Put differently, COVID has shifted the digital culture of restaurants. “There’s a lot of foundational pieces we had to change to get where we are,” Seanor says. “But it was worth the change.”
Today, Bloomin’ has the flexibility to evolve and shift as it holds conversations about its long-term path for digital experience. Before, using the app as an example, it was really about just checking a box, as was the case for retailers sector-wide. Apps are in? We need to have one, with little to no concern about leveraging it down the line.
“I don’t want to do technology for the sake of technology,” Seanor says. “But what I’m really looking for is how do you hide the technology and really let the team member be the focus and the customer be the focus?”

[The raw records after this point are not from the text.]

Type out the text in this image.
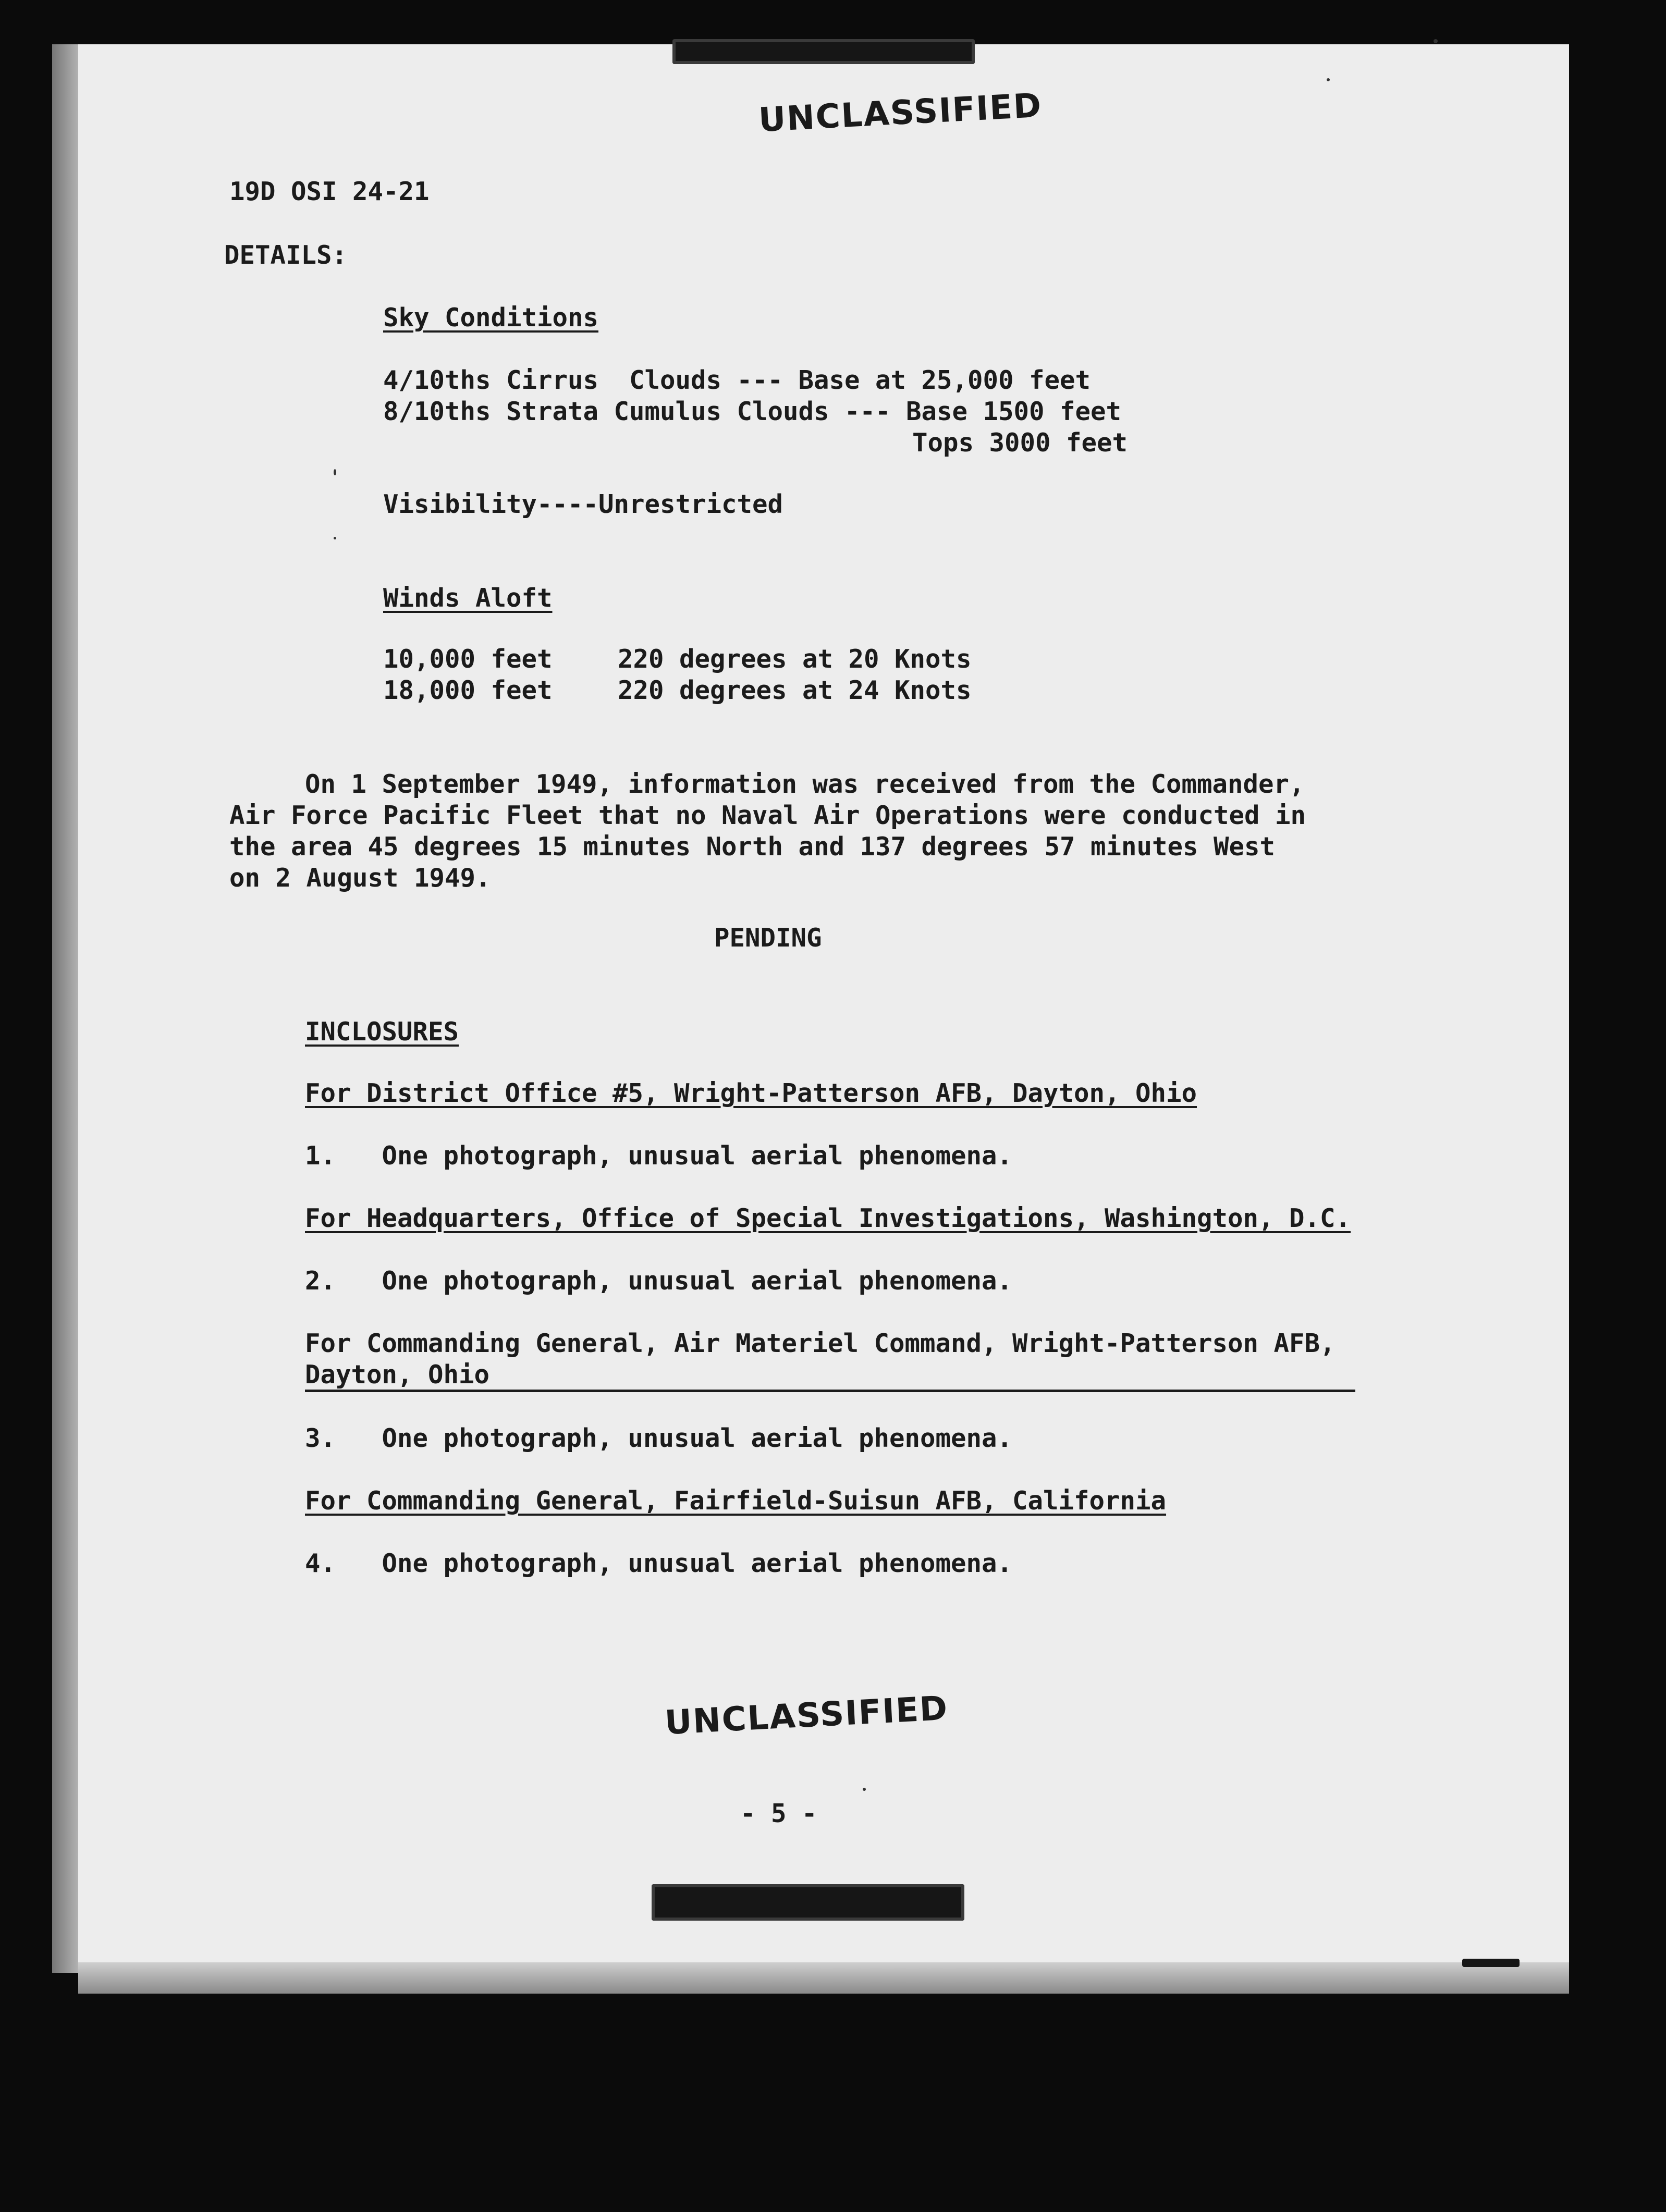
UNCLASSIFIED
19D OSI 24-21
DETAILS:
Sky Conditions
4/10ths Cirrus  Clouds --- Base at 25,000 feet
8/10ths Strata Cumulus Clouds --- Base 1500 feet
Tops 3000 feet
Visibility----Unrestricted
Winds Aloft
10,000 feet	220 degrees at 20 Knots
18,000 feet	220 degrees at 24 Knots
On 1 September 1949, information was received from the Commander,
Air Force Pacific Fleet that no Naval Air Operations were conducted in
the area 45 degrees 15 minutes North and 137 degrees 57 minutes West
on 2 August 1949.
PENDING
INCLOSURES
For District Office #5, Wright-Patterson AFB, Dayton, Ohio
1.   One photograph, unusual aerial phenomena.
For Headquarters, Office of Special Investigations, Washington, D.C.
2.   One photograph, unusual aerial phenomena.
For Commanding General, Air Materiel Command, Wright-Patterson AFB,
Dayton, Ohio
3.   One photograph, unusual aerial phenomena.
For Commanding General, Fairfield-Suisun AFB, California
4.   One photograph, unusual aerial phenomena.
UNCLASSIFIED
- 5 -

Seanor says she’s a big believer restaurants (and other app developers) have to earn the right to be on somebody’s phone.
According to emarketer, the average smartphone user spends three hours and 10 minutes each day using their device. About two hours and 51 minutes is spent on apps, with apps accounting for roughly 90 percent of smartphone usage. And research showed there were 80-plus apps installed on the average smartphone. However, the average person used just nine of those on a daily basis and 30 each month. Per Statista, 25 percent of apps are used only once after being downloaded, and then are relegated to smartphone purgatory.

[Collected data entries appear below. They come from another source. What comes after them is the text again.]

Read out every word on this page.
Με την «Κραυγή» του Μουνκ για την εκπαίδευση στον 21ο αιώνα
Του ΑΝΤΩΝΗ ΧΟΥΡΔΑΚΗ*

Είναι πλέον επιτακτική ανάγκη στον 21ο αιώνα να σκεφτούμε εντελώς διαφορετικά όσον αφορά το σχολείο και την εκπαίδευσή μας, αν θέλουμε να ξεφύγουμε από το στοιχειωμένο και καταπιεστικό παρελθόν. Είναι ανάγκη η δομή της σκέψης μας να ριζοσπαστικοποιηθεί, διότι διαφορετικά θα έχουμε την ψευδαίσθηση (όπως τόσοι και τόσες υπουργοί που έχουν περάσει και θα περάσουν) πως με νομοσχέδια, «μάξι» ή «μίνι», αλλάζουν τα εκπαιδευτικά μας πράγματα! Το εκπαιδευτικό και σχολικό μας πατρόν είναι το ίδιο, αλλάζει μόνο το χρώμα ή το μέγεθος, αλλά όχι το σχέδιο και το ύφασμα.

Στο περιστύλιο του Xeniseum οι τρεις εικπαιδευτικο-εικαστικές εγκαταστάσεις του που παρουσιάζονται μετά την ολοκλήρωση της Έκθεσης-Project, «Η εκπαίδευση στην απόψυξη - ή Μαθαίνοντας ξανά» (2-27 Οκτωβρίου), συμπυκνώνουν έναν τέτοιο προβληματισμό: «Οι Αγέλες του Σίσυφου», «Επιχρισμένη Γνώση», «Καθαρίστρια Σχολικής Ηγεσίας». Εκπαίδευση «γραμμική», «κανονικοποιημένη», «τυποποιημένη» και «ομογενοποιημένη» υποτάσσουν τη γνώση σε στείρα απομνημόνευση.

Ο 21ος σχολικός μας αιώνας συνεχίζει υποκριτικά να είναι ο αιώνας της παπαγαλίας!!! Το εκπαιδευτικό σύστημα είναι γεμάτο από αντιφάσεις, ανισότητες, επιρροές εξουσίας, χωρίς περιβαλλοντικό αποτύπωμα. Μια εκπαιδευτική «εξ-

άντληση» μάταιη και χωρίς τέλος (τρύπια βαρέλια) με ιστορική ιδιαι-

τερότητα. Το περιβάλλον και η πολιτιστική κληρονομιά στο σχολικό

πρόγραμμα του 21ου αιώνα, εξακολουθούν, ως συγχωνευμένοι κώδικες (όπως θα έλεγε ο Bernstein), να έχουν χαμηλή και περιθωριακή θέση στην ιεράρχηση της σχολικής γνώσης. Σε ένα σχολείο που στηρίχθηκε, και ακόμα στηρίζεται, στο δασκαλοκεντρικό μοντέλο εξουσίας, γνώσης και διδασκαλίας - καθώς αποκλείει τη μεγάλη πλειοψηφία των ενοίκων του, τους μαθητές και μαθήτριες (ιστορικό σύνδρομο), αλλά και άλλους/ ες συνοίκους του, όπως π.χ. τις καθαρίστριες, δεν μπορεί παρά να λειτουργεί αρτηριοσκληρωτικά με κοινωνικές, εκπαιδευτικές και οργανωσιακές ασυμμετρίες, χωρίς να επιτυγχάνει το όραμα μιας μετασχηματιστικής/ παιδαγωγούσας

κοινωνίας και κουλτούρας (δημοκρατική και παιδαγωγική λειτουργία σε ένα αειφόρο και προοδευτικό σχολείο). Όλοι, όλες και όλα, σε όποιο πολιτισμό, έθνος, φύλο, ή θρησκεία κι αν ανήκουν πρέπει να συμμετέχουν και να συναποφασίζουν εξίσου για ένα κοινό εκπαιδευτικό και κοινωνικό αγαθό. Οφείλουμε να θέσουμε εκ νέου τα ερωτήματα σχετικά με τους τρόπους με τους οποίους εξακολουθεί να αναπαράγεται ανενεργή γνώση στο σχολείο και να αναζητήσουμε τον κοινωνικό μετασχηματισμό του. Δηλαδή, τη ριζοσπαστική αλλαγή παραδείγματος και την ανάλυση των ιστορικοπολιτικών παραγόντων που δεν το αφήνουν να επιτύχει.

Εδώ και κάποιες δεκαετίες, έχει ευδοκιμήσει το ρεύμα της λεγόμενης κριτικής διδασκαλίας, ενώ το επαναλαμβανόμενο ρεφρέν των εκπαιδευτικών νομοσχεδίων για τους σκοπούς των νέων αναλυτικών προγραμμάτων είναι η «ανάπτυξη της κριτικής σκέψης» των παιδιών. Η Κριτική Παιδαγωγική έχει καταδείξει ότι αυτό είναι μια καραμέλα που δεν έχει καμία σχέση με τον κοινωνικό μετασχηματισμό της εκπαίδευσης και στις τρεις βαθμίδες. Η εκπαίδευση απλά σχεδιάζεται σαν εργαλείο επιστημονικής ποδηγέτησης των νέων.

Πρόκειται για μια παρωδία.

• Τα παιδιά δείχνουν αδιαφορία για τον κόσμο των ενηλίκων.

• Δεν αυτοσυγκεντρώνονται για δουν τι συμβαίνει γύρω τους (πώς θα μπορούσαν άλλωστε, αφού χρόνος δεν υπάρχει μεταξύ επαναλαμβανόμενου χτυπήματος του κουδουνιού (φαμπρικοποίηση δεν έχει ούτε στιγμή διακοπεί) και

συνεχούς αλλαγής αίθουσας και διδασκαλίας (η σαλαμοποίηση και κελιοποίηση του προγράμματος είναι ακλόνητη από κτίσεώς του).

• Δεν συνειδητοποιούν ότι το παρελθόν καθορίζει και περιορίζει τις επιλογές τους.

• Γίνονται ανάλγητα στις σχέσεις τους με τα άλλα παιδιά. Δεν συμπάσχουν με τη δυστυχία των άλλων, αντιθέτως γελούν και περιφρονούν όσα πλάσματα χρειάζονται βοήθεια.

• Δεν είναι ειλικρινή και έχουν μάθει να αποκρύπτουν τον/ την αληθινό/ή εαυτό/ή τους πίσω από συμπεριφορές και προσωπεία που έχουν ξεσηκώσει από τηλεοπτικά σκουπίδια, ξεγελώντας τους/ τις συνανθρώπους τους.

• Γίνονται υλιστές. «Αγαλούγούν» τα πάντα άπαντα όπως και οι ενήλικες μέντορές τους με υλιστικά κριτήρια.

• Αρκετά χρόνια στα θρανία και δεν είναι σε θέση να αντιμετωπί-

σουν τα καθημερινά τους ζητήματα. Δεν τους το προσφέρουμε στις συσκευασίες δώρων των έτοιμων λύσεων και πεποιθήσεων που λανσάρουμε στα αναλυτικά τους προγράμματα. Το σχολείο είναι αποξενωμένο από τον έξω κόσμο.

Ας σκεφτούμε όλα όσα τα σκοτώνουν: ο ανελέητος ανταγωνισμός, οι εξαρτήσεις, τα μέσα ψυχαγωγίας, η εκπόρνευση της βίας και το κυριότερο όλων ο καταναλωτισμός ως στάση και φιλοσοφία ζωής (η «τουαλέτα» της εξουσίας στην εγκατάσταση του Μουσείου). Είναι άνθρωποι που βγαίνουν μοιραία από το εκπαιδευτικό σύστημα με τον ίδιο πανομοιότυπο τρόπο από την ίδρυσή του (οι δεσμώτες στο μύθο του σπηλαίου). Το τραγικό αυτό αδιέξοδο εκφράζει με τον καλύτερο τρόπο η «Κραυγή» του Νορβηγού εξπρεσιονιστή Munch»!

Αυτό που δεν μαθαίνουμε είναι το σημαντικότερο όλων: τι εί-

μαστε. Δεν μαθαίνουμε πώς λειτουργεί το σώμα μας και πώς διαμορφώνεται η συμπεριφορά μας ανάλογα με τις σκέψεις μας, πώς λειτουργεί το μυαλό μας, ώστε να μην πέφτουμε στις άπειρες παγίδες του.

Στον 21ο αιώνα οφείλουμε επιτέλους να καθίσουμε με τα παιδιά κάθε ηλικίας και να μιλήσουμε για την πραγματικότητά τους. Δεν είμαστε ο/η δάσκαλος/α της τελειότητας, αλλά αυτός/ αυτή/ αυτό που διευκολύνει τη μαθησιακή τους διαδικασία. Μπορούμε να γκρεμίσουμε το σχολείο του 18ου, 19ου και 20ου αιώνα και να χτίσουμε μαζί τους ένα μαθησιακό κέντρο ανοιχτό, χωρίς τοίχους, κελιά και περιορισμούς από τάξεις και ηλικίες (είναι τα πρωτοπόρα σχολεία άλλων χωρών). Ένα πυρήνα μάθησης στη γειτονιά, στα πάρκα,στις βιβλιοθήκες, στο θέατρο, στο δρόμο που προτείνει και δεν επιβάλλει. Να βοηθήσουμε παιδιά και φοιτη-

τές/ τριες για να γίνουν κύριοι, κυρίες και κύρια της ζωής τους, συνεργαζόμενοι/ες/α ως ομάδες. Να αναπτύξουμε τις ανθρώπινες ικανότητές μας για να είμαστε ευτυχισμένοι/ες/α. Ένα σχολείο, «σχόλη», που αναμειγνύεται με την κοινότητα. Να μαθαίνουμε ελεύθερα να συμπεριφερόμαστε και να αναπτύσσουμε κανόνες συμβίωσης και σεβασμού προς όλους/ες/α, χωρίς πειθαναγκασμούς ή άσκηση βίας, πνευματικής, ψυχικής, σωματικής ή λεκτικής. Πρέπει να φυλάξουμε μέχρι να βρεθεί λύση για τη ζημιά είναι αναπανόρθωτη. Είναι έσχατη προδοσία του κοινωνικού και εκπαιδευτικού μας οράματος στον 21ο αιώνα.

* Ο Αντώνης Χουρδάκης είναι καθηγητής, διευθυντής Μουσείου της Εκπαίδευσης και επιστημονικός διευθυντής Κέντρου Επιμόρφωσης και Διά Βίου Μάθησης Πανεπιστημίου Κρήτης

“You’re going to compete against games. You’re going to compete against social media,” Seanor says. “And from my lens, you really have to make it about them as opposed to about us. … Finding another way to relate to that customer is really how I think all of us need to start looking at it.”

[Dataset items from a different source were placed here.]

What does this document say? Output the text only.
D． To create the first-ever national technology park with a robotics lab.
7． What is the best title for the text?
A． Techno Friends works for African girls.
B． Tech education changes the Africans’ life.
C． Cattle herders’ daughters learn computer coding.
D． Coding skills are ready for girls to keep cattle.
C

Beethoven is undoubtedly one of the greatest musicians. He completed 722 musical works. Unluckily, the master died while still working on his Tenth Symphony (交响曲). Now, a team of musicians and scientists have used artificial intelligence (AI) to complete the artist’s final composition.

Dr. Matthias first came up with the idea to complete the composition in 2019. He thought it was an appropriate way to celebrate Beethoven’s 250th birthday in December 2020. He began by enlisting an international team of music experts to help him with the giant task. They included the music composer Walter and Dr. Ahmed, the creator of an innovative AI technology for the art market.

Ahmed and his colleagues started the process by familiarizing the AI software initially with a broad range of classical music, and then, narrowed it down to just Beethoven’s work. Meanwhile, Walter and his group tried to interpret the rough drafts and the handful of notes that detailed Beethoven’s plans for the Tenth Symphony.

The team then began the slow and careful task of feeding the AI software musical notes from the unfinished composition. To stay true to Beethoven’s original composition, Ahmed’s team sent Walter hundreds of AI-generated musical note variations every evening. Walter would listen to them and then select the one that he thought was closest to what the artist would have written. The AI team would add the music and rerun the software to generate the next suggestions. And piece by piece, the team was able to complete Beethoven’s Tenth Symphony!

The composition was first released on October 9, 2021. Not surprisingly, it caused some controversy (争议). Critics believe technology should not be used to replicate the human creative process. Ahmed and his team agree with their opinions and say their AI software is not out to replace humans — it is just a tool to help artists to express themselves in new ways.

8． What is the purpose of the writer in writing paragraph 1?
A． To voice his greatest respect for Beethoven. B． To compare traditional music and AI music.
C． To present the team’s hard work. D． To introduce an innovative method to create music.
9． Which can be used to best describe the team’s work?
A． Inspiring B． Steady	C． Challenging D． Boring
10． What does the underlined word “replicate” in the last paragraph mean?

COVID also put some prior conversations around transaction cannibalization to rest, she says. What restaurants found, Seanor adds, is they’re getting incremental events they probably weren’t before. Zeroing in on Bloomin’s virtual brand, Tender Shack, the company said in February that 80 percent of its customers for the concept had never ordered from any of Bloomin’s legacy restaurants (Outback, Carrabba’s, Fleming’s, and Bonefish Grill).
Even in fast casual Chipotle’s case, when dine-in flowed back, the brand saw overlap in the 15 percent-plus range in terms of guests who ordered digitally and in-store, leaving the door open for a lot of incremental business. It essentially signaled the on-premises visit was a different one. A similar point emerged with delivery and order-ahead. Guests weren’t trading them off with consistency. “But the ability to have access to both is really powerful,” Chipotle CEO Brian Niccol said in July.
The way Seanor approached this is by shifting mindset. Fewer questions and more observations in how customers react to restaurant experiences. One learning is more people are having occasions at home, which is helping define new ways for customers to interact with family and friends. And for restaurants, how can brands play a role?
Outback’s new app was designed to provide a more logical journey for guests. The brand added more visual cues. For instance, in the past, side items would say, “mashed potatoes.” Now there’s pictures for every option. “Encouraging the customer,” Seanor says. “Sometimes, they don’t really know what they want to have.”
Outback is trying to appeal to consumers’ emotions. “Often in those experiences, it’s the little things that make a big difference.”
The curbside enhancements are coming toward the end of the year, she adds. It’s customer driven, but there’s also care paid to employee experience. “And I’m not even talking about labor costs when I say this. I’m just talking about potentially not having to not run back and forth to a to-go room multiple times,” Seanor says. “How can we make it an efficient process for them that surprises and delight the customer?”
“Those are things that we’re exploring,” she adds. “I don’t want to do technology for the sake of technology. But what I’m really looking for is how do you hide the technology and really let the team member be the focus and the customer be the focus?”